La banque centrale suisse ramène son taux directeur à 0%, sans franchir le pas du taux négatif
La banque centrale suisse a ramené jeudi son taux directeur à 0% face à la faiblesse de l'inflation en Suisse et aux perspectives "assombries" pour l'économie mondiale, mais s'est abstenue de franchir le pas du taux d'intérêt négatif.
Depuis plusieurs mois, les économistes s'interrogent quant à savoir si la Banque nationale suisse (BNS) va revenir à un taux d'intérêt négatif, comme cela avait le cas en Suisse pendant sept ans entre 2015 et 2022.
Cet instrument l'avait aidé à endiguer les poussées de fièvre du franc suisse, mais a laissé un souvenir amer notamment aux épargnants et caisses de retraites.
"En abaissant aujourd'hui notre taux directeur à 0%, nous le fixons à la limite du territoire négatif", a déclaré Martin Schlegel, le président de la BNS, lors d'une conférence à Zurich.
Il s'agit d'un instrument important "en période exceptionnelle", a-t-il ajouté. Mais repasser à un taux d'intérêt négatif est une décision qui ne se prend pas "à la légère", a-t-il insisté lors d'une conférence de presse à Zurich. La BNS a "conscience" des "effets secondaires non souhaités", a souligné M. Schlegel.
L'écrasante majorité des économistes s'attendaient à ce que la banque centrale suisse ne franchisse pas tout de suite le pas et attende d'en savoir plus sur les droits de douanes dits réciproques aux Etats-Unis à partir de juillet.
Mais plusieurs éléments en amont de sa réunion de politique monétaire suggéraient que la probabilité de revenir à un taux négatif continue de s'accroître.
Début juin, le département du Trésor aux Etats-Unis a ajouté la Suisse à sa liste de surveillance des pays susceptibles de manipuler leur monnaie, ce dont la BNS s'était vigoureusement défendue.

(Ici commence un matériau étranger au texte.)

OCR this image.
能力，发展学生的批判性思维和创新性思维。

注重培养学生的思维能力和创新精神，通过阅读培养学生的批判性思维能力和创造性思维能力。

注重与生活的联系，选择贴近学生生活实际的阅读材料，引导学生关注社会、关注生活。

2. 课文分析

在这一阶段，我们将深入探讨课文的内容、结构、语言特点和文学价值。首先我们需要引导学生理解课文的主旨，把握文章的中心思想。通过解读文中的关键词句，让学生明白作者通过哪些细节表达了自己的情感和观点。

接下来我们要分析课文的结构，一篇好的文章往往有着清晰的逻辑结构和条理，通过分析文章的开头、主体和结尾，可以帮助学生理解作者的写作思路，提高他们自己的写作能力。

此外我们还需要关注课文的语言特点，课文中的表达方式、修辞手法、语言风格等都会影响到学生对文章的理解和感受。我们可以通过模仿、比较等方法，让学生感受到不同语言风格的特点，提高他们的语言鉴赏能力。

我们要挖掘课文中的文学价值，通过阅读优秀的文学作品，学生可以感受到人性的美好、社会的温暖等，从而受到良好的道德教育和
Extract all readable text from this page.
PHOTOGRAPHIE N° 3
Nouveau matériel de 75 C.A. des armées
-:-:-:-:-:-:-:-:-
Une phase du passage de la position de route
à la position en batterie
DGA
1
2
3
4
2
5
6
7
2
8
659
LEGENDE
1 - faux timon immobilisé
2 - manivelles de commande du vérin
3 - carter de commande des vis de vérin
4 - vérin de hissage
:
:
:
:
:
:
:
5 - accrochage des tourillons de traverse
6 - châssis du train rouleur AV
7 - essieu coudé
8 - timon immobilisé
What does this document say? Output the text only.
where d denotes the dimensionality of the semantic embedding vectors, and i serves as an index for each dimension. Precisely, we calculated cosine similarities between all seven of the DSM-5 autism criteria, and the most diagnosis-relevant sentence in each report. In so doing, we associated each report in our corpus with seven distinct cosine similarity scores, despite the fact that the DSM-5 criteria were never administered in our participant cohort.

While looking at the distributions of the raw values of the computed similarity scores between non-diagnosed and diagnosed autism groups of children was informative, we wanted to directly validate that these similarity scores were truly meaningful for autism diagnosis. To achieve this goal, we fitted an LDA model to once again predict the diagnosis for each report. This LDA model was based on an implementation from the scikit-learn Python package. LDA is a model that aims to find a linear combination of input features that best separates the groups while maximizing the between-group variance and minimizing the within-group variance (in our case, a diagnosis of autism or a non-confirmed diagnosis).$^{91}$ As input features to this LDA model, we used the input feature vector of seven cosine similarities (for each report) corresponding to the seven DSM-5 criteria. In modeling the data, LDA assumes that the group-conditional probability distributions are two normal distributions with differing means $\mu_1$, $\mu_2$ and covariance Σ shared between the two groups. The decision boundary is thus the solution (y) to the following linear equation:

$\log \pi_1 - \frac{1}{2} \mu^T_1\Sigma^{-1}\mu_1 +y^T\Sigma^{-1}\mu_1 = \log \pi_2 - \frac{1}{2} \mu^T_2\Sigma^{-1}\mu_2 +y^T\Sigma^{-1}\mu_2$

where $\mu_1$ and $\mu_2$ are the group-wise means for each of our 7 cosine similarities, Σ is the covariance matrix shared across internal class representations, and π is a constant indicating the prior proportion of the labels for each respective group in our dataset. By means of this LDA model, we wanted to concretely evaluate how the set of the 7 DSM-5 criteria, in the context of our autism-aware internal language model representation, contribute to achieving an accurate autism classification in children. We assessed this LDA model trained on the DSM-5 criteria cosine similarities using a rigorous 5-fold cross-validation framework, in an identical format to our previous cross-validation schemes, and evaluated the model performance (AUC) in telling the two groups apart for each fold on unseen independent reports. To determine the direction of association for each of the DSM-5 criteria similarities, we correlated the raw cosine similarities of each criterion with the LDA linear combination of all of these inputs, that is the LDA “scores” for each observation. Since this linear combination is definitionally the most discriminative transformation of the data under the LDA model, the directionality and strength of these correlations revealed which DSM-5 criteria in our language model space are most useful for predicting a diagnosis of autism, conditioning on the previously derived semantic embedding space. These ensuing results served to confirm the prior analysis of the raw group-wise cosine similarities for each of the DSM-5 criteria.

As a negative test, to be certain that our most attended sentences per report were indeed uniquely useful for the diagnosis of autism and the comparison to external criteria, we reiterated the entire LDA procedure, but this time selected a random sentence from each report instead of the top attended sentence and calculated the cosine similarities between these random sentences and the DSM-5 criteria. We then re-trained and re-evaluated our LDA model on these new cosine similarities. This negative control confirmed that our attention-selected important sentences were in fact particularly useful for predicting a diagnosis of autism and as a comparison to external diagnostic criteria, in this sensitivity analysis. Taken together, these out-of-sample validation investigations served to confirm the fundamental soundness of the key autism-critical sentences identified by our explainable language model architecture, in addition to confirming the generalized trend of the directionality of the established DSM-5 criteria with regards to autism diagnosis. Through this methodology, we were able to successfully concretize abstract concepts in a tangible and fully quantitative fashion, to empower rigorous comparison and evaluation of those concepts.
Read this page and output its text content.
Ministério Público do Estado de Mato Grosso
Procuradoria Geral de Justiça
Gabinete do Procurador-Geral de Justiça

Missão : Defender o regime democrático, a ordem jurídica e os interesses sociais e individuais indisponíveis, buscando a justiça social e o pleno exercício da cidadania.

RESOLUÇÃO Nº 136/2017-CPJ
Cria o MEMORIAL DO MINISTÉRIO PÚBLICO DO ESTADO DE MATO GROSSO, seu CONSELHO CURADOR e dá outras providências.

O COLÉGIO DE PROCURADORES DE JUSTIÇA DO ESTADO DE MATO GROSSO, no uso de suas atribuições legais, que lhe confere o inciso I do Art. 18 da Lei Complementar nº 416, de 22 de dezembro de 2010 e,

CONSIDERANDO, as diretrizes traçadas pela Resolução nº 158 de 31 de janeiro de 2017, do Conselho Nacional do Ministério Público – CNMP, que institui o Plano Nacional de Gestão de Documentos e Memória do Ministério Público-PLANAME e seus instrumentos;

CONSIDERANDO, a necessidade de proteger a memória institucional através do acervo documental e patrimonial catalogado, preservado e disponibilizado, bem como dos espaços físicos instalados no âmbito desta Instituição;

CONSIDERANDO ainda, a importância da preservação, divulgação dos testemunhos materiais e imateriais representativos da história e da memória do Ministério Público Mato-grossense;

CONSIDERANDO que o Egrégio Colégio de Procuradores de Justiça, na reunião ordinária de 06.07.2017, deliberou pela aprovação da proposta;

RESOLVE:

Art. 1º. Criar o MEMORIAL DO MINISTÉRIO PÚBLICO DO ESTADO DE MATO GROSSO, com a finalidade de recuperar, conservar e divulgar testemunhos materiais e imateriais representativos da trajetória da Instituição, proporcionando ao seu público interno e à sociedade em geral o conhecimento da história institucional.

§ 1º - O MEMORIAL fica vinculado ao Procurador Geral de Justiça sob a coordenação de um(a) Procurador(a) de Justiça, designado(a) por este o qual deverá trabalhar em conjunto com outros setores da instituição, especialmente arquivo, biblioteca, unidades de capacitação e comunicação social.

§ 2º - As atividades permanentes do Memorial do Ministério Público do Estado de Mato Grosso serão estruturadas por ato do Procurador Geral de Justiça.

Elle avait rappelé que ses interventions ponctuelles sur les marchés des changes, qui complètent ses décisions sur les taux d'intérêt, ne sont qu'un des outils à sa disposition pour assurer la stabilité des prix, et non une manière indue d'accroître la compétitivité de l'économie suisse.
Mais de nombreux économistes s'étaient interrogés quant au risque que sa marge de manoeuvre s'en trouve rétrécie.
Autre élément: l'inflation est particulièrement faible en Suisse, l'indice des prix à la consommation étant même tombé en terrain négatif en mai, à -0,1%.
Jeudi, la BNS s'est cependant de nouveau dite prête à intervenir "au besoin" sur le marché des changes et à adapter sa politique monétaire "si nécessaire".
- grande incertitude -
Elle a également abaissé sa prévision d'inflation pour 2025 à 0,2% (contre 0,4% auparavant) et à 0,5% pour 2026 (contre 0,8% précédemment). Sa prévision de croissance est par contre restée inchangée, avec une progression du produit intérieur brut (PIB) attendue entre 1% et 1,5%.
Dans son scénario de base, la BNS prévoit "un ralentissement de l'économie mondiale au cours des prochains trimestres", avec une inflation qui "devrait augmenter aux États-Unis". En Europe, elle table en revanche sur "une nouvelle baisse de la pression inflationniste".
Mais ce scénario est "entouré d'une grande incertitude", a précisé la BNS dans le communiqué détaillant sa décision trimestrielle de politique monétaire, alors que "les barrières commerciales, par exemple, pourraient encore augmenter et freiner plus fortement l'économie mondiale".
Le taux d'intérêt négatif est un instrument exceptionnel pour les banques centrales, mais la BNS en avait fait le pilier de sa politique monétaire entre 2015 et 2022. Car la particularité du franc suisse est qu'il s'agit d'une valeur refuge, comme le yen japonais, l'or ou les emprunts allemands.
Ce taux négatif a pour effet de renchérir le coût des dépôts, ce qui avait aidé la BNS de lutter contre la surévaluation de sa monnaie, derrière laquelle les investisseurs se réfugient en cas de grandes incertitudes économiques ou tensions géopolitiques.
Mais ce taux négatif avait également eu des effets défavorables pour l'épargne, puisque les banques l'avaient en partie répercuté sur les gros dépôts de leurs clients, ce qui en pratique revenait à ponctionner des frais plutôt que de rémunérer leur épargne. Il avait également pénalisé les caisses retraite, notamment au niveau des rendements des placements obligataires, et fait craindre une surchauffe du marché immobilier.